“If pleasures are greatest in anticipation, just remember that this is also true of troubles.” ~Elbert Hubbard
The other day I had to get some moles removed after a biopsy showed they were “severely atypical.” Since they were both on my back, I laid on my stomach while the doctor’s assistant numbed the areas with lidocaine.
He repeatedly asked me, “Are you okay?” And I repeatedly said, “Just fine!”
Since it didn’t really hurt that much, it surprised me when he said, “Wow. You’re strong!”
I do believe I’m strong, but I’ve always been squeamish around needles—going back to my first childhood finger prick, which I resisted with blood curdling wails.
Still, this time the needle prodding didn’t even faze me.
So what was different this time? One thing: I couldn’t see it. And because I couldn’t see it, I responded only to the physical sensation, not the expectation of pain and discomfort.
How much of life’s toughest challenges would be far less painful if we didn’t anticipate the sting?

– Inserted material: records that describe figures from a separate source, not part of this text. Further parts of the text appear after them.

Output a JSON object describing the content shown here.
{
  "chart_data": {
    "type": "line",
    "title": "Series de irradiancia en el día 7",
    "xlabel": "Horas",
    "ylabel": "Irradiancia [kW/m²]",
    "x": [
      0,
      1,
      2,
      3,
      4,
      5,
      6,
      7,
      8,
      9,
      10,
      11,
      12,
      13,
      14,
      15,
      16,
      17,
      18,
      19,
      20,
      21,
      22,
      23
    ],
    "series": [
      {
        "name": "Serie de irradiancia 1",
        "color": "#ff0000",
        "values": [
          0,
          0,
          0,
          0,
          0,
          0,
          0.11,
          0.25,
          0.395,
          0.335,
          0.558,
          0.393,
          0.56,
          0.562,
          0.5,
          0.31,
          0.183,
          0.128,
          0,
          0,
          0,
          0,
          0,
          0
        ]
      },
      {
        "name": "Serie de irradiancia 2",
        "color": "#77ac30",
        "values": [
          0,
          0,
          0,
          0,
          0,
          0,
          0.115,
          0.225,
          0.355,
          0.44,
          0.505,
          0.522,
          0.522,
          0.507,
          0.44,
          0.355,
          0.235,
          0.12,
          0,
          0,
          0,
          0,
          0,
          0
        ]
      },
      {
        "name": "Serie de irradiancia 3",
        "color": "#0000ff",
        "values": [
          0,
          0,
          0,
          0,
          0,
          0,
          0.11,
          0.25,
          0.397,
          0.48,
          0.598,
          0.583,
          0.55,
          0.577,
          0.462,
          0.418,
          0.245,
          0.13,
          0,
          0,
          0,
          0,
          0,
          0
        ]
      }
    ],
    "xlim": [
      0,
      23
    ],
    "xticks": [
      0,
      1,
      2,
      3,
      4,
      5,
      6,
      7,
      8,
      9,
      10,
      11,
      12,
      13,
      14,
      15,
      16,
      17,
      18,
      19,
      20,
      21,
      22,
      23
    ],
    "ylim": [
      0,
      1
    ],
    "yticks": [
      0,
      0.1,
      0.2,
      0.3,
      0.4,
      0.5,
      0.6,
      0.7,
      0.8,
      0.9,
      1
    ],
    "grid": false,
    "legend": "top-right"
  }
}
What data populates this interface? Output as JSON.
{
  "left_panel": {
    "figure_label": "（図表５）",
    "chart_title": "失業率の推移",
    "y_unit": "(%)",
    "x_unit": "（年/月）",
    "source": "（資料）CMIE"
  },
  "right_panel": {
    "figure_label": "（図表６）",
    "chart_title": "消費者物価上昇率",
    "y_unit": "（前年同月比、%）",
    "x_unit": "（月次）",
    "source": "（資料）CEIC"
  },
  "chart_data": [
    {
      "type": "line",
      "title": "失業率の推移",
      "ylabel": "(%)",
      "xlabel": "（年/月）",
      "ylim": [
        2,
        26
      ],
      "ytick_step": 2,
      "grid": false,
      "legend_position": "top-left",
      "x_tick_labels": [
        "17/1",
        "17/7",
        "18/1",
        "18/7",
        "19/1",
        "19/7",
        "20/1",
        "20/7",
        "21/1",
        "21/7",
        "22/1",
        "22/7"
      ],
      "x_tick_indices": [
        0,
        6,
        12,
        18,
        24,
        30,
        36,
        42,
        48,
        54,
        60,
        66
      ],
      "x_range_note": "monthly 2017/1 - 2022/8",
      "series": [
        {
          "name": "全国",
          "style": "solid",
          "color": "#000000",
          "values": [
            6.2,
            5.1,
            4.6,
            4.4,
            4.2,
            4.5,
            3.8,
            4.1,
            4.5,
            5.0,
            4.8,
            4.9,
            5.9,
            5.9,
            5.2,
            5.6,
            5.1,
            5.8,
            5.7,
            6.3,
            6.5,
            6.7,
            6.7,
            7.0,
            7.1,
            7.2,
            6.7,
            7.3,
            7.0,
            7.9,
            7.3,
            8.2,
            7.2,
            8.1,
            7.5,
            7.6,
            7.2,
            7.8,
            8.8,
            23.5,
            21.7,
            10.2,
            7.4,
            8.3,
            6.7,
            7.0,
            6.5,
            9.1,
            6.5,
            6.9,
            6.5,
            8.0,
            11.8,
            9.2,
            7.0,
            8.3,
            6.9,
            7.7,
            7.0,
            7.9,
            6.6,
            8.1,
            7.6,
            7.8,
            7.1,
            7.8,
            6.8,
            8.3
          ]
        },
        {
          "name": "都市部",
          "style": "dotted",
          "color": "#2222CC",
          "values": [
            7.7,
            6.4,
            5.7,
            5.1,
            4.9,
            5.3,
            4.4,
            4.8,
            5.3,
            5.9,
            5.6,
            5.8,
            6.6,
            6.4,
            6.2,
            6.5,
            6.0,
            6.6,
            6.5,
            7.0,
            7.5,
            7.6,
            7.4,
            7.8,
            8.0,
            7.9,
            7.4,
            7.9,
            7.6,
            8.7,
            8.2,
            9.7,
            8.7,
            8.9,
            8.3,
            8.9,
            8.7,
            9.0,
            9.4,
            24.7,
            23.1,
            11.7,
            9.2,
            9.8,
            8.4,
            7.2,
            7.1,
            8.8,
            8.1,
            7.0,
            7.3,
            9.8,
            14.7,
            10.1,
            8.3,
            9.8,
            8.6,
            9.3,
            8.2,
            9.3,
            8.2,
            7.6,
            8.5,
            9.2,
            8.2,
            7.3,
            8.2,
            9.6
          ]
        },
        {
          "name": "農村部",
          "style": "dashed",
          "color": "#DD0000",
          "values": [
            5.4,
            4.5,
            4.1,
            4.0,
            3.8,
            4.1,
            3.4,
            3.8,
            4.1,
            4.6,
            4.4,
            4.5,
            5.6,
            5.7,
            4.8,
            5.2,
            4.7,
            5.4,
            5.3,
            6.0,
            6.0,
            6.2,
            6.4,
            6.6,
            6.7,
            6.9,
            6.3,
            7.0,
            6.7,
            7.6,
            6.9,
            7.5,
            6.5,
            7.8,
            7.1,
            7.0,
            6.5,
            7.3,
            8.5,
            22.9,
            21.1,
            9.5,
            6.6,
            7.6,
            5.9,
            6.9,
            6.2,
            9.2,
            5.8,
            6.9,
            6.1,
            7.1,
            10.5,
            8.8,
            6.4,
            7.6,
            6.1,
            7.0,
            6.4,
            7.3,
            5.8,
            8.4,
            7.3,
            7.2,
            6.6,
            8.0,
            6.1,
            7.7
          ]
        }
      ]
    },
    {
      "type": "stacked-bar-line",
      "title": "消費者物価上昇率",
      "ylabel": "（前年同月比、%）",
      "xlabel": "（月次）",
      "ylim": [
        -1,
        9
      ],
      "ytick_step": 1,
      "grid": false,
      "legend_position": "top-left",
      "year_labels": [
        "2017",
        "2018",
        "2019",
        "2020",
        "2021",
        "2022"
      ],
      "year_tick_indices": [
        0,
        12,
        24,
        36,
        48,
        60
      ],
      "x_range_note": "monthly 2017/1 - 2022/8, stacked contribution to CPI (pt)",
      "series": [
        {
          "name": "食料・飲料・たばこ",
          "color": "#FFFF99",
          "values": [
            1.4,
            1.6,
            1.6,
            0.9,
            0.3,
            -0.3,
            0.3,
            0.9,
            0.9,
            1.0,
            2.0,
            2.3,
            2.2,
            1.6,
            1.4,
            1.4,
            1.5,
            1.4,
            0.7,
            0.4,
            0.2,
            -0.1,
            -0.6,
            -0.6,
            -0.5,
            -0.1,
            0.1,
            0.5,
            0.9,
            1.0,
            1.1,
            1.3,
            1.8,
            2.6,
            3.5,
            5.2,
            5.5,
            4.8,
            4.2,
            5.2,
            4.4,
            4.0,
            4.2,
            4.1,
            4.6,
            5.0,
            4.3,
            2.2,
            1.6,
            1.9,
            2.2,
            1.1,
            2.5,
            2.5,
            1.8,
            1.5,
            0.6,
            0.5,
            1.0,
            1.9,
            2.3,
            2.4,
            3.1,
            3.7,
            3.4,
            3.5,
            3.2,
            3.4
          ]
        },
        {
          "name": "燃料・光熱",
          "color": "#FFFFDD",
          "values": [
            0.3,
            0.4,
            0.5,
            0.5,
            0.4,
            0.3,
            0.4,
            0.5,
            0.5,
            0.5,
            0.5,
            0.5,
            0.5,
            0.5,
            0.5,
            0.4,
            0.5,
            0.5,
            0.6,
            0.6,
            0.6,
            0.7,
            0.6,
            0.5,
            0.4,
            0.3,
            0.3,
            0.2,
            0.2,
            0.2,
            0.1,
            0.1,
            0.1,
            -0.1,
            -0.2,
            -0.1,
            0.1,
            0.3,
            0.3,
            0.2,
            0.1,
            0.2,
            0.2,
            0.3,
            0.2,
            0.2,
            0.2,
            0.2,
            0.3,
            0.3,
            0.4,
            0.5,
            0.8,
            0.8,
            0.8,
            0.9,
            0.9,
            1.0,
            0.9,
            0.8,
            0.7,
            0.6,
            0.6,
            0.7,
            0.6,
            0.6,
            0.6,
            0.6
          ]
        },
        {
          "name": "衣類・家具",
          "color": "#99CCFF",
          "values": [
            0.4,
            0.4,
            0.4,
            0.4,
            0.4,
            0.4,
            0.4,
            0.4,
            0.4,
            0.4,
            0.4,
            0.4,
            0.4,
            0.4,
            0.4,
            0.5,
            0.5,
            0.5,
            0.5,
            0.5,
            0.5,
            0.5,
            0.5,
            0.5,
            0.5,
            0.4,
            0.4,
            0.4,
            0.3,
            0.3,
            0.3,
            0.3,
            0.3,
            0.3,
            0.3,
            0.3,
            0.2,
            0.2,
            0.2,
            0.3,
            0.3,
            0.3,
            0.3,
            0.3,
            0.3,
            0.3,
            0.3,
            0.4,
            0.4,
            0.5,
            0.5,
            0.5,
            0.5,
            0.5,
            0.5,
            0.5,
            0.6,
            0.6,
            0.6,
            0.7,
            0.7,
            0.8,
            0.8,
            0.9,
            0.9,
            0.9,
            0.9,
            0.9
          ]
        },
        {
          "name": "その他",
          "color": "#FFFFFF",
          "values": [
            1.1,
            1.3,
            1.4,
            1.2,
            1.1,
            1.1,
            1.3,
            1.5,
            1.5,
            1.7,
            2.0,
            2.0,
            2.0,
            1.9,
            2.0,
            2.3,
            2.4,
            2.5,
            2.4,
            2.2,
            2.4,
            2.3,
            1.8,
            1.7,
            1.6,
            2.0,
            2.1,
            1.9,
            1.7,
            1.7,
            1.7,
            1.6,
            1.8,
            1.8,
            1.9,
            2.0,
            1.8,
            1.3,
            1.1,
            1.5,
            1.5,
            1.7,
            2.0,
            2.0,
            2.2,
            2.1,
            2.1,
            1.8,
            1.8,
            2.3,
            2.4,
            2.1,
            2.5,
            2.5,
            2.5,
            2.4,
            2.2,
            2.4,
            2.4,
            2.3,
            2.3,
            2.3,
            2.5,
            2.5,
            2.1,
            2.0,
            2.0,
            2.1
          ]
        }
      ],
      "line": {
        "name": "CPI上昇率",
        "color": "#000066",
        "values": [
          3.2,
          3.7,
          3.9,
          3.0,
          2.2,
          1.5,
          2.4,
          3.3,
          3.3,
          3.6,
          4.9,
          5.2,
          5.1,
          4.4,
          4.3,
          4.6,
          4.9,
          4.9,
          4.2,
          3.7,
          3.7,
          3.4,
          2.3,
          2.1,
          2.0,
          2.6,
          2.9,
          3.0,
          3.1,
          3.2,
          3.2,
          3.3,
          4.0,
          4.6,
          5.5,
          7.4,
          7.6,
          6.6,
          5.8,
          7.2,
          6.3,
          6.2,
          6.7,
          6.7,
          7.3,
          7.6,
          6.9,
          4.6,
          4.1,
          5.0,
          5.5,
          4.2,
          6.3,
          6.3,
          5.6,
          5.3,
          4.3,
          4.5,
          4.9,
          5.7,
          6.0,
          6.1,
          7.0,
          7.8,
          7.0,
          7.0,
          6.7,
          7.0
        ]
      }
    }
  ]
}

How many difficulties would seem more bearable if we didn’t ruminate over them, stress about them, expect the worst of them, and then create a state of panic that compels us to resist and fight?
Most things aren’t nearly as bad as we imagine they’ll be when they happen. In fact, sometimes they’re pleasantly surprising.
Sometimes you get laid off and feel a sense of freedom, possibility, and vitality that you haven’t felt in years.
Sometimes you end a relationship and come into your own in a way you never imagined possible.
And sometimes when your whole world falls apart you feel grateful for the opportunity to put it back together in a way that feels more authentic.
I realize this isn’t universally applicable. Some things hurt even when we consciously decide not to expect the worst.
But most things burn far less when we approach them from a place of clarity instead of overwhelming ourselves with fears about the fires we’ll have to put out.
When I originally had the moles biopsied, I told a couple of family members, one of whom asked me, “Do you think it could be cancer?”
I responded, “I don’t think anything because I don’t yet know.”
As a lifelong worrier I felt proud of that moment. It was a choice not to freak out about what might be coming.
We can’t always be certain where the paths we fear may lead us—but we can choose not to hurt ourselves as we walk toward what will be.